Note: A 4913 adapter is NOT required when
using a CD Shuttle equipped with an
8-Pin DIN Cable only (5957, 5952V).

yet I am not sure you can do what you want to do without making a home Brew RCA break-out box for a Ipod.


_Modified by Non_Affiliated at 6:51 PM 2-10-2004_


----------



## tomasepley (Jul 14, 2002)

*Re: Anyone familiar with old Alpine 7618 cassette deck? (Non_Affiliated)*

Thanks for the info. Is there a possibility that there is a 2 source a-bus selector box? Yeah, I realize that I am getting into making something custom, which i might be able to do.
Also, how do I know if the 7618 is versatile link compatible? that seems to be a deciding factor if some adaptors will work. Seems not, but I have read that there might be a way to hack it to make it work.


----------



## Non_Affiliated (Feb 12, 2002)

*Re: Anyone familiar with old Alpine 7618 cassette deck? (tomasepley)*


_Quote, originally posted by *tomasepley* »_Thanks for the info. Is there a possibility that there is a 2 source a-bus selector box? Yeah, I realize that I am getting into making something custom, which i might be able to do.
Also, how do I know if the 7618 is versatile link compatible? that seems to be a deciding factor if some adaptors will work. Seems not, but I have read that there might be a way to hack it to make it work.

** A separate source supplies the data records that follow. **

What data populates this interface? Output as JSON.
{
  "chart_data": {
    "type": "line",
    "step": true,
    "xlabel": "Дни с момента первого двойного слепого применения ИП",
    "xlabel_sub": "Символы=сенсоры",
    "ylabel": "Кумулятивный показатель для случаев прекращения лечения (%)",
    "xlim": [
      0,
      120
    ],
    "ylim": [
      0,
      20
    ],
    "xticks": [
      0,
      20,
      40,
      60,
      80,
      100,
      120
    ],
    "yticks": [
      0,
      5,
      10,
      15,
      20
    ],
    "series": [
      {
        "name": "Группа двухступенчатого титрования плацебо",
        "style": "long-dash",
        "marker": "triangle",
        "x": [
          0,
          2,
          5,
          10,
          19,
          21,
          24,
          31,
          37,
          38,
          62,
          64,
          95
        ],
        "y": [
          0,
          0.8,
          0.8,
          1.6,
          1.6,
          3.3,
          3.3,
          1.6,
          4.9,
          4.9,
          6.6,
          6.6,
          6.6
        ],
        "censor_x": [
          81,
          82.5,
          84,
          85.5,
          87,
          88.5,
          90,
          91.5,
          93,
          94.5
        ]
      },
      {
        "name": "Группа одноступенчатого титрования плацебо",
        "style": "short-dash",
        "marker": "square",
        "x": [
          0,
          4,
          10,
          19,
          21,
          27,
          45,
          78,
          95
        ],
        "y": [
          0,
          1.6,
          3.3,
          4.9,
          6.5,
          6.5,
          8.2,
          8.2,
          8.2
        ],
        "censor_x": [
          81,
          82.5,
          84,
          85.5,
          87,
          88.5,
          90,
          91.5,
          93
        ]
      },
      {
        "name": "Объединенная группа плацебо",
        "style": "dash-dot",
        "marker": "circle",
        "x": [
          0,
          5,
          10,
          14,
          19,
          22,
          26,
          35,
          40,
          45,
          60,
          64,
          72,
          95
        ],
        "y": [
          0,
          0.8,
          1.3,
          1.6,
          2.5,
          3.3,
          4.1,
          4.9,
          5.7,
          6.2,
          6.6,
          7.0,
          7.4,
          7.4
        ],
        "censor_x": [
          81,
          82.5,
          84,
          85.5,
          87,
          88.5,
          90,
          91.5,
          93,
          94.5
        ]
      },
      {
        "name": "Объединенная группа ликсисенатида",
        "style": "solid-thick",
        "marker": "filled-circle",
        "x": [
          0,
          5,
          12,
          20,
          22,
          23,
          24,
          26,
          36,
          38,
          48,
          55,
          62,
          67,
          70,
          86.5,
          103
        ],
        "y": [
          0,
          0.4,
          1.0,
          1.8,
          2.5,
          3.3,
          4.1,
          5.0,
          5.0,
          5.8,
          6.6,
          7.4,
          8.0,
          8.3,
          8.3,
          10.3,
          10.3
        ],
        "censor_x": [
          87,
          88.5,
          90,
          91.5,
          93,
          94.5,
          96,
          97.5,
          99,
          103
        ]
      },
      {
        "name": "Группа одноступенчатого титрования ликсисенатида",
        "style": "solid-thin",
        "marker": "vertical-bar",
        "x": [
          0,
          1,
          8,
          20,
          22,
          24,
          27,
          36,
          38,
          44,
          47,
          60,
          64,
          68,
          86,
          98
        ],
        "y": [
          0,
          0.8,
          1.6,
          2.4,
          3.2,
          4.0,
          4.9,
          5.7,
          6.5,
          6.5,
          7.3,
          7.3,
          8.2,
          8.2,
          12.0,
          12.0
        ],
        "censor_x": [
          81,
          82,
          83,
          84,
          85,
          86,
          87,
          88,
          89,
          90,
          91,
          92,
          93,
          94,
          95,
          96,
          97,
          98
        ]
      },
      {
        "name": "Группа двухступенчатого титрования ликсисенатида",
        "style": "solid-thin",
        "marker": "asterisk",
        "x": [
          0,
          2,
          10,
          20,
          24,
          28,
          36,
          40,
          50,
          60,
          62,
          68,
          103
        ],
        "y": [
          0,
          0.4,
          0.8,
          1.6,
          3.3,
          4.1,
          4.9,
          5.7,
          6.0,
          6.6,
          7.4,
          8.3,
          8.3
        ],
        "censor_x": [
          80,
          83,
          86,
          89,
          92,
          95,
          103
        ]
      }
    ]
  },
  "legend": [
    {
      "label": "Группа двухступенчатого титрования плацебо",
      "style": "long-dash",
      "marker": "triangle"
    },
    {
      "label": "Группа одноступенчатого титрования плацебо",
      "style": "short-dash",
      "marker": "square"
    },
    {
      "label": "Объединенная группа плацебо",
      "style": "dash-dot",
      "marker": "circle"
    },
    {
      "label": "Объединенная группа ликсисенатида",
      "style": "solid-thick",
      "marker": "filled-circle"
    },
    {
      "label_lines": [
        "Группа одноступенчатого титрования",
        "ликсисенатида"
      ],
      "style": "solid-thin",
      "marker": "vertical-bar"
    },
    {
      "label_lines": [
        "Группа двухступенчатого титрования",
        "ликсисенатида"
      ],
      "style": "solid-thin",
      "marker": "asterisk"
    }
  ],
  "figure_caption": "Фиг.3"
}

Well if you have the RCA input for a Old M-Bus changer it souldn't matter what the input is. The issue is just if you want a Ipod, and a changer on the input you'll need to build something that will break out the the inputs from one to another while you change the sources.


----------



## tomasepley (Jul 14, 2002)

*Re: Anyone familiar with old Alpine 7618 cassette deck? (Non_Affiliated)*

Thanks for the info. Is there a possibility that there is a 2 source a-bus selector box? Yeah, I realize that I am getting into making something custom, which i might be able to do.
Also, how do I know if the 7618 is versatile link compatible? that seems to be a deciding factor if some adaptors will work. Seems not, but I have read that there might be a way to hack it to make it work.


----------



## Non_Affiliated (Feb 12, 2002)

*Re: Anyone familiar with old Alpine 7618 cassette deck? (tomasepley)*

Could you please explain A-Bus, or do you mean Ai-net?


----------



## tomasepley (Jul 14, 2002)

*Re: Anyone familiar with old Alpine 7618 cassette deck? (Non_Affiliated)*

Oops, i meant m-bus the whole time. To the best of my limited knowledge, m-bus is the old protocol for control of alpine components. It is similar to ai-net, and was used for the same functions but is less flexible. Here is a techy exploration of it:
http://joerg.hohensohn.bei.t-online.de/mbus/


----------



## 7618 alpine (Jan 16, 2021)

So I just ran into this conversation and I wondering what your outcome was I have a 7618 I’d like to link through Aux to my phone ... any updates or videos of it would be appreciated... thanks


----------



## McFlyMarty (May 31, 2019)

This a pull out or face off unit?


----------